Oui, Aziz pourrait, s’il le veut échapper à la prison en acceptant ce qu’on lui a toujours proposé : s’abstenir de faire de la politique et quitter le pays. Mais il a toujours refusé pensant que le procès sera l’occasion pour lui de se confronter à ses anciens collaborateurs et à démontrer qu’ils sont les véritables auteurs des détournements. Mais, visiblement, il ignore que la justice est encore la même que celle qu’il a lui-même utilisée contre ses détracteurs de l’époque. Il sera condamné et placé en détention jusqu’à ce qu’il comprenne cette réalité, qu’il admette cet état de fait et à partir de ce moment-là, un pays du Golfe lui accordera l’asile avec une obligation stricte de réserve comme à la Maaouiya et moyennant bien sûr une belle fortune. Parce que Aziz se bat aujourd’hui pour les sous qui ont été saisis ou gelés. 

Quant aux implications politiques, elles se résumeront à une perte des droits civiques rendant Aziz inéligible jusqu’à ce qu’il atteigne ses 75 ans.  

 

 Pour certains observateurs, en favorisant la tenue du procès de l’ancien président, le pouvoir actuel soignerait en quelque sorte  son image auprès de l’opinion et des partenaires techniques et financiers. Partagez-vous cet avis ? Mais en même temps, avec le timing, ce procès ne risque-t-il pas de polluer l’atmosphère politique et les prochaines élections locales ?

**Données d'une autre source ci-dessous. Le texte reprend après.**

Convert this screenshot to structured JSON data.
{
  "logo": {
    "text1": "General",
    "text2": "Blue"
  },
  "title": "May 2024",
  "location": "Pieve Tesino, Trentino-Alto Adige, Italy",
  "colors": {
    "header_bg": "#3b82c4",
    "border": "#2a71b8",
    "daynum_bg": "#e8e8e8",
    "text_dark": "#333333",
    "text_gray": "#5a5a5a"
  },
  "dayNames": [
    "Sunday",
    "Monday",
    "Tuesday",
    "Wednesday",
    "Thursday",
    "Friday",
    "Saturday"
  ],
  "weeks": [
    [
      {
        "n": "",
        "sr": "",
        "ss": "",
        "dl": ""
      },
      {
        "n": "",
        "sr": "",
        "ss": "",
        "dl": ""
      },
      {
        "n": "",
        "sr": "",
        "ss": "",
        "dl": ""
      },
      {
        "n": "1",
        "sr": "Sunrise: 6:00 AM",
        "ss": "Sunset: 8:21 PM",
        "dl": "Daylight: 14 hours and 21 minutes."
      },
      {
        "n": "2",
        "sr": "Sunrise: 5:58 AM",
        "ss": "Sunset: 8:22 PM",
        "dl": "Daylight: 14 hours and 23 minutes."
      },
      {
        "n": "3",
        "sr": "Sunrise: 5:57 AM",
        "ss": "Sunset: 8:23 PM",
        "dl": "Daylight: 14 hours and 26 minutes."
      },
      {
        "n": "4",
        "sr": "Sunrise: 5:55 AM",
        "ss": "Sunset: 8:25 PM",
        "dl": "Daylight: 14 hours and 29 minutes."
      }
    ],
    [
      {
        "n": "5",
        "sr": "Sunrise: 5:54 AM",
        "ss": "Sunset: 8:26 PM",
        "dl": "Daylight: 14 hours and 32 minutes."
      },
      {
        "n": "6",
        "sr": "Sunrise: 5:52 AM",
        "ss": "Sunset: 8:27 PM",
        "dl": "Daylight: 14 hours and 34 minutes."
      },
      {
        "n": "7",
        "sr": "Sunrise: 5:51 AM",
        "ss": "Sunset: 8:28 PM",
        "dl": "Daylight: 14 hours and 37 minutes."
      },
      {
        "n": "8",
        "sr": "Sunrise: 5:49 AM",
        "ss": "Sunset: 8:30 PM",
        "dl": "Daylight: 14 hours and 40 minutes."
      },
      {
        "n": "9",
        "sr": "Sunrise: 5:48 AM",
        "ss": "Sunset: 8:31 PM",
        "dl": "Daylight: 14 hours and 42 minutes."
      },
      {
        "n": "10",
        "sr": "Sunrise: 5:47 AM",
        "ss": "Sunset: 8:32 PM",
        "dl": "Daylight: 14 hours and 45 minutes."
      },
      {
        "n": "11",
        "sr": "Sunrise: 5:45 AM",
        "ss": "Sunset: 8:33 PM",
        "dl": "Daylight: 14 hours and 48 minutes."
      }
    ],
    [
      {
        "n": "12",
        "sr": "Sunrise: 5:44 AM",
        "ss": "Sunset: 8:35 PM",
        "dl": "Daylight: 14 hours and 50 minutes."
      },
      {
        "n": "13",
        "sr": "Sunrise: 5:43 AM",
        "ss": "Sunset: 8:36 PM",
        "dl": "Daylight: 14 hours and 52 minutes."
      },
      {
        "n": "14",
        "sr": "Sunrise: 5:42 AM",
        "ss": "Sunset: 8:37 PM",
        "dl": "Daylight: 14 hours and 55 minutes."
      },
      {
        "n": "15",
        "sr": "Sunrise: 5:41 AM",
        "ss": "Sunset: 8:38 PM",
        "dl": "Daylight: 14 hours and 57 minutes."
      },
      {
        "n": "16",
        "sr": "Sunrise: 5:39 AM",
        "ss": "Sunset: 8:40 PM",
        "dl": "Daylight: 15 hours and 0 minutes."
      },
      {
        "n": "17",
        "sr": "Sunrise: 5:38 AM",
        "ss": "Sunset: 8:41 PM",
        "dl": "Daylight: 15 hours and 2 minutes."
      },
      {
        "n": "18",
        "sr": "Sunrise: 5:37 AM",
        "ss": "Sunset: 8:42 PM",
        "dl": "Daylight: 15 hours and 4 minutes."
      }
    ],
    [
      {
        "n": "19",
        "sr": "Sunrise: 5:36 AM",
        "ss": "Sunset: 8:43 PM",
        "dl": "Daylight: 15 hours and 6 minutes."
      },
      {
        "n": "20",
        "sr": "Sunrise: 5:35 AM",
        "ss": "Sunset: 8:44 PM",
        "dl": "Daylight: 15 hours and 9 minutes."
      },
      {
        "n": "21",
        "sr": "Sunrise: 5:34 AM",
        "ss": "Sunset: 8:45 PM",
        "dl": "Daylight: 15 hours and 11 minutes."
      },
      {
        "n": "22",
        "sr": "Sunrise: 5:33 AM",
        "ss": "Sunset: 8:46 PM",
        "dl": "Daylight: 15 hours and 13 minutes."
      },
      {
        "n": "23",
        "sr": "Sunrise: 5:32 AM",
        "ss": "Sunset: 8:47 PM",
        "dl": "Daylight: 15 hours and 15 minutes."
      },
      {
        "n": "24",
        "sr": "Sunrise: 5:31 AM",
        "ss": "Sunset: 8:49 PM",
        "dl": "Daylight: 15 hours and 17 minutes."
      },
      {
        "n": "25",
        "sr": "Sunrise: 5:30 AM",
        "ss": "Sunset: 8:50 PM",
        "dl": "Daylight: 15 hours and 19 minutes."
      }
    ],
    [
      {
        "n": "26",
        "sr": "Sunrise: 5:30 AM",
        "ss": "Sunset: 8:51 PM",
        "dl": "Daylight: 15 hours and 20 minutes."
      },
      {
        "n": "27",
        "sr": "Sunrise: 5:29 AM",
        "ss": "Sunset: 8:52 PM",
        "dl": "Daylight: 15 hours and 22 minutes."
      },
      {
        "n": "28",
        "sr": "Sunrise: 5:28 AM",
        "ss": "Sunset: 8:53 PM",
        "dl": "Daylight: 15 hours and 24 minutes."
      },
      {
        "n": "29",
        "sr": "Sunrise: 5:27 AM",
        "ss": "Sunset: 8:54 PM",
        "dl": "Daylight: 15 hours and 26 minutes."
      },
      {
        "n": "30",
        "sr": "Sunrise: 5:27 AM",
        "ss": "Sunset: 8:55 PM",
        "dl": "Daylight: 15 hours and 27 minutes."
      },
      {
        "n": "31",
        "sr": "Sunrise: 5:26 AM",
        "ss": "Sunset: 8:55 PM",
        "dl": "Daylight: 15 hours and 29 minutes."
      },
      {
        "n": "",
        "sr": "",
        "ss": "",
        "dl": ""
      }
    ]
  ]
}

Le régime actuel qui n’est, à mes yeux, que le prolongement naturel du régime de Aziz a perdu plus que Aziz lui-même ne risque de perdre. Il a perdu toute fiabilité si tant qu’il en ait eu un jour. Il a perdu son pari de mettre en place une vraie justice. Et ce auprès des mauritaniens comme auprès de ses partenaires techniques et financiers. Il a échoué lamentablement à mettre en œuvre ne serait-ce que le 1/10ème de ses promesses électorales de 2019. Et ce, à la fois, sur les plans économique, social. Politiquement, il a certes muselé une opposition qui partageait visiblement avec lui un objectif : avoir la tête de Aziz. 

Concernant, le lien entre le timing et les prochaines élections municipales, législatives et régionales, ce « procès » sera certes l’une des thématiques abordées médiatiquement mais aucun candidat n’aurait le courage d’en parler publiquement à l’exception peut-être de Birame ou de ceux du parti de Saad Ould Louleid si d’ici-là il soutient encore l’ancien Raïs. L’atmosphère de la campagne sera la même qu’avant : des candidats qui n’ont aucun programme ni vision et des soutiens assis sous des tentes qui n’ont rien à faire de la Mauritanie ; ils sont là à cause d’un lien de parenté ou d’intérêt avec le candidat. Ce sera également -et comme toujours- une occasion pour les jeunes filles de chercher des maris et pour les jeunes de s’amuser et de rester tard dans les rues. 

Ce « procès » par contre aura des retombées sur les futures élections présidentielles qui se dérouleront en moins de 18 mois. Il pourrait même en devenir le sujet central.